GitLocker: The Coding Marketplace

Description:

OPLSMD 0.0.5

OPLS-MD
OPLS and PLS regressors with some utility to help with molecular dynamics (MD) simulation analysis.
Installation
Run
pip install OPLS-MD

or to get the latest development commits (if any) clone the github repo and run
pip install .

General usage
Given a structure file and trajectory as struct.pdb and traj.xtc we can e.g. define a function as the distance of two specific C alpha atoms:
import MDAnalysis as mda
import numpy as np

# Make universe and load trajectory to memory
u = mda.Universe("struct.pdb","traj.xtc")
coords = np.array([u.atoms.positions.copy() for ts in u.trajectory])
# Calculate function as distance between res 2 and 150 CA
sel = u.select_atoms("resid 2 150 and name CA")
y = np.linalg.norm(coords[:,sel.indices[0],:]-coords[:,sel.indices[1],:], axis=-1)
# Flatten from N by M by 3 dimensions to N by 3M
X = coords.reshape((coords.shape[0],-1))

Now that we have shape N by 3M array of X values and a one dimensional y, we can start running the OPLS
from OPLS_MD import PLS, OPLS

opls = OPLS(n_components=1).fit(X,y)

This will fit a one component OPLS model on the data. To get a new X array, where we have filtered out the orthogonal components, we can use the transform function
X_filt = opls.transform(X)

Finally to get our model, we can fit the PLS with the filtered data.
pls = PLS(n_components=5).fit(X_filt,y)

If we have a new set of data, called X_new, we can predict the y values for it as
X_new_filt = opls.transform(X_new)
y_new_predicted = pls.predict(X_new_filt)
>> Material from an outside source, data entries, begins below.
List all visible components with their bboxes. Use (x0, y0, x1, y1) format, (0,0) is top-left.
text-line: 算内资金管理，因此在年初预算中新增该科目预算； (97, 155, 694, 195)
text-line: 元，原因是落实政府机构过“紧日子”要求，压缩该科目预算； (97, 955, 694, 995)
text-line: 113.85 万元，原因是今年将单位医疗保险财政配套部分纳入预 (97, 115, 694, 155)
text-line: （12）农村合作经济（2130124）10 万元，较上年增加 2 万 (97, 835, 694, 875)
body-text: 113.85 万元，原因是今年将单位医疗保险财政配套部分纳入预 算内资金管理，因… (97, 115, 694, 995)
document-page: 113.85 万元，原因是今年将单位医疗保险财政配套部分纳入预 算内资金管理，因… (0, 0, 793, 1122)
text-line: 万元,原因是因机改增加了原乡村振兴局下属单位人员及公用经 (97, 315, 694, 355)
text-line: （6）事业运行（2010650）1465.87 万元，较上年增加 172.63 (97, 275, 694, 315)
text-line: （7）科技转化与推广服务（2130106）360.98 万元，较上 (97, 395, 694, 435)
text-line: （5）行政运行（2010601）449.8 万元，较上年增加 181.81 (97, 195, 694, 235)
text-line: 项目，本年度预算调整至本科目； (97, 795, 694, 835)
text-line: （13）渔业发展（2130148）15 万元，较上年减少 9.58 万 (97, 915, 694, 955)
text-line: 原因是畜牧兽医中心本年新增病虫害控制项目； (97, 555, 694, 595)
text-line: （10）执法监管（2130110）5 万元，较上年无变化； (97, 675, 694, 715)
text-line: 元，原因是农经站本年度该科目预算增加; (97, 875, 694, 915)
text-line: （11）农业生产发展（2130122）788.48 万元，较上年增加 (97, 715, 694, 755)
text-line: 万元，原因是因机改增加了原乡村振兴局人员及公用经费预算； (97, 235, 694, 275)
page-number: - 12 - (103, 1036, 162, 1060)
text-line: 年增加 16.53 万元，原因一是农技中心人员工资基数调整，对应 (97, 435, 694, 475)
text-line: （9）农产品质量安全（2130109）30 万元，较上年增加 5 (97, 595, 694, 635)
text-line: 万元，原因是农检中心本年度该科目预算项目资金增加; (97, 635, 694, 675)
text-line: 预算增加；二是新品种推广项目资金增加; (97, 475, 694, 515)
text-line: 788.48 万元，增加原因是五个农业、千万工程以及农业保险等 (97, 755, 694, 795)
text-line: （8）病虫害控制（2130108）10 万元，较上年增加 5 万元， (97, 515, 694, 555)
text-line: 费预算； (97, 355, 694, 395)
or if the corresponding y_new are known, we can estimate the coefficient of determination (r2) with
X_new_filt = opls.transform(X_new)
r2 = pls.score(X_new_filt, y_new)

Having to run two separate models one after the other can be tiresome, so the package also includes as OPLS_PLS object, which does the above much easier:
from OPLS import OPLS_PLS

# Fitting:
opls_pls = OPLS_PLS(n_components=1,pls_components=5).fit(X,y)

# Predicting:
y_new_predicted = opls_pls.predict(X_new)

# Scoring:
r2 = opls_pls.score(X_new, y_new)

MD-simulation utility
In the previous example we had to flatten the MD coordinates before running the regressor. The three regressors have MD-utility counterparts with a _MD-suffix that can take the coordinates as input.
The first two blocks of the example then become
import MDAnalysis as mda
import numpy as np

# Make universe and load trajectory to memory
u = mda.Universe("struct.pdb","traj.xtc")
coords = np.array([u.atoms.positions.copy() for ts in u.trajectory])
# Calculate function as distance between res 2 and 150 CA
sel = u.select_atoms("resid 2 150 and name CA")
y = np.linalg.norm(coords[:,sel.indices[0],:]-coords[:,sel.indices[1],:], axis=-1)

from OPLS_MD import PLS_MD, OPLS_MD

opls = OPLS_MD(n_components=1).fit(coord,y)

Instead of a coordinate array, the X can also be given as an MDAnalysis Universe or AtomGroup, with a trajectory length matching the y-array.
Visualising the model
The regressors include an inverse_predict-function, which takes in the y-values and outputs the interpolated corresponding X-structures. This can be useful with univariate y to visualize the coefficent vector of the model. With the *_MD variants the output will have the correct shape of (y.shape[0], natoms, ndim). With a trained PLS_MD model pls, we can write a trajectory with
nsteps=101
u = mda.Universe("struct.pdb")
with mda.Writer("pls_coeff.xtc", u.atoms.n_atoms) as w:
X_interp = pls.inverse_predict(np.linspace(y.min(),y.max(),nsteps))
for crd in X_interp:
u.atoms.positions = crd
w.write(u)

Testing the number of components
Normally to test the different numbers of components you would simply retrain the models with different numbers. The PLS model saves the coefficients of each previous component up to n_components. The predict, inverse_predict and score -functions take ndim as an optional argument to set with how many components the calculation should be made.
To get the score over each number of components up to 10 you can run
maxcomp = 10
pls = PLS(n_components=maxcomp).fit(X_train, y_train)
score = []
for k in range(1,maxcomp+1):
score.append(pls.score(X_test, y_test, ncomp=k))

The same works with PLS_MD and OPLS_PLS_MD. With the latter it only affects the underlying PLS model, not the OPLS filter.
References
Main references for OPLS:
[1] Wold S, et al. PLS-regression: a basic tool of chemometrics.
Chemometr Intell Lab Sys 2001, 58, 109–130.
[2] Bylesjo M, et al. Model Based Preprocessing and Background
Elimination: OSC, OPLS, and O2PLS. in Comprehensive Chemometrics.